Sorry for chipping into this thread so late, the forum stopped showing my new posts.
A couple of years ago I developed (for a client) a full JADE metadata analyser which includes a JADE source code parser. This can parse any Jade code it's given (from a single method to a whole schema) into an abstract syntax tree (AST) of objects. It uses a shift-reduce parser to parse expressions (which is the trickiest part of the whole thing) and is developed in JADE as a separate schema which exports interface and a package. Once you have the AST for a method you can easily walk the tree and do all sorts of checks on it. It has been used for many things, include automated peer review (to automate mundane tasks) - it checks development standards such as:
- transient leaks, including iterator leaks, even taking into account iterators created inside nested while loops.
- poorly named variables (e.g. Booleans must start with a verb, collections with "all").
- consistent variable definitions (we don't like one line per variable definition, rather they should have more than one on a line to make the lengh of a method less).
- access modes set correctly (believe it or not there are still developers who don't see the point of "protected"!!)
- no illegal commands (like beginTransaction, we have our own version of that).
- we can detect certain contention issues, such as a foreach on a large persistent collection.
- poor use of literals in code (to prevent "magic" numbers from creeping in).

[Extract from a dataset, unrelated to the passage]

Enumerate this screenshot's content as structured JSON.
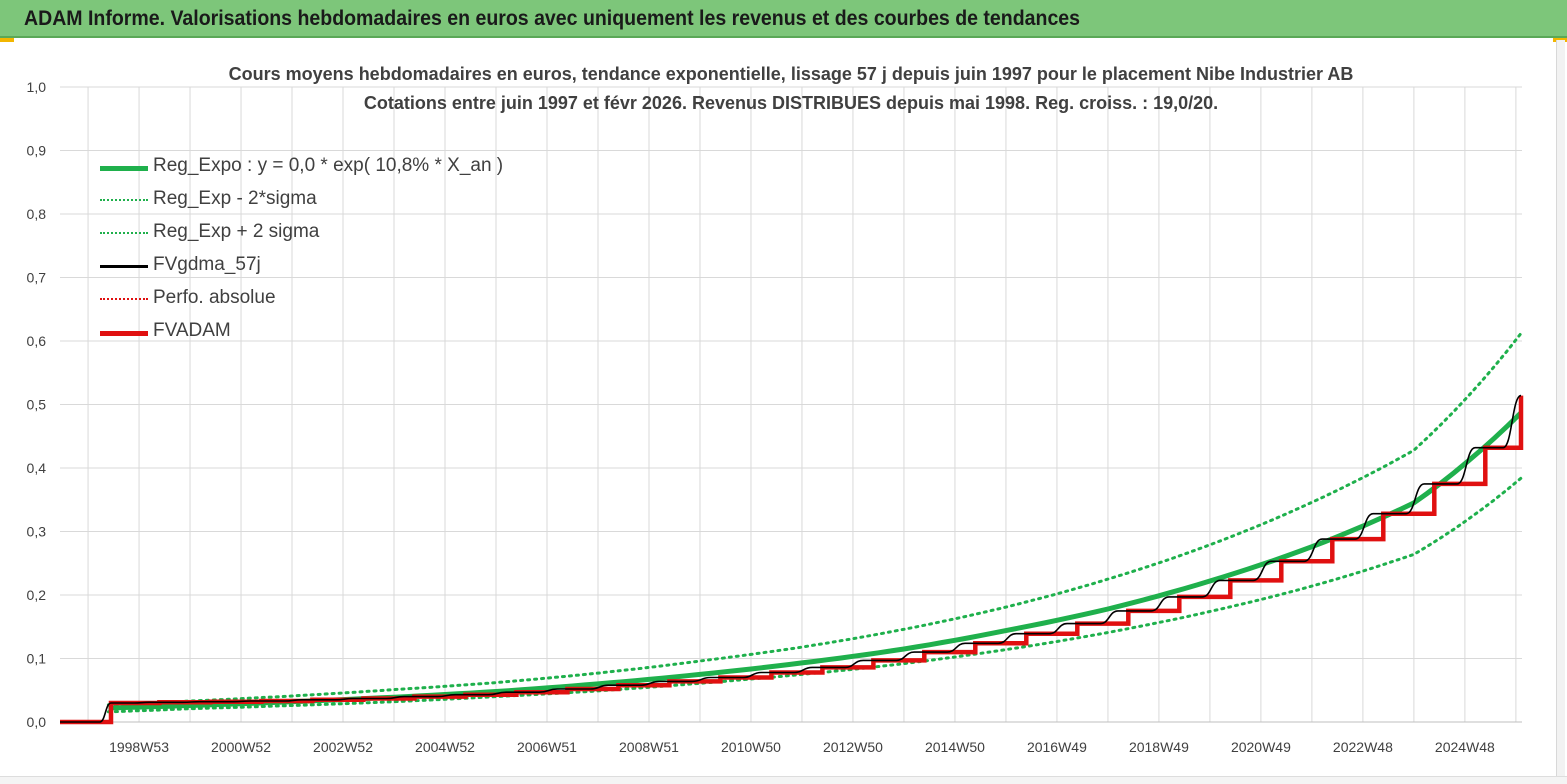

- ensuring that methods are too deep or too long (we consider that to be poor programming style).
- etc.
It can also be used to do bulk automated modifications to the code (and structure) or a schema. We can modify the AST for a method then extract that as an scm file and reimport it into the database. This makes bulk changes (which would otherwise take months of effort) a lot easier to deploy. It can do the kinds of checks mentioned in this forum thread. I had considered using it to extend the JADE language by adding those things that we all want (operator overloading, ++ and -- operators etc). It could fairly easily take such "advanced" code and convert it back to normal JADE. The issue is developing another mini-IDE to support this.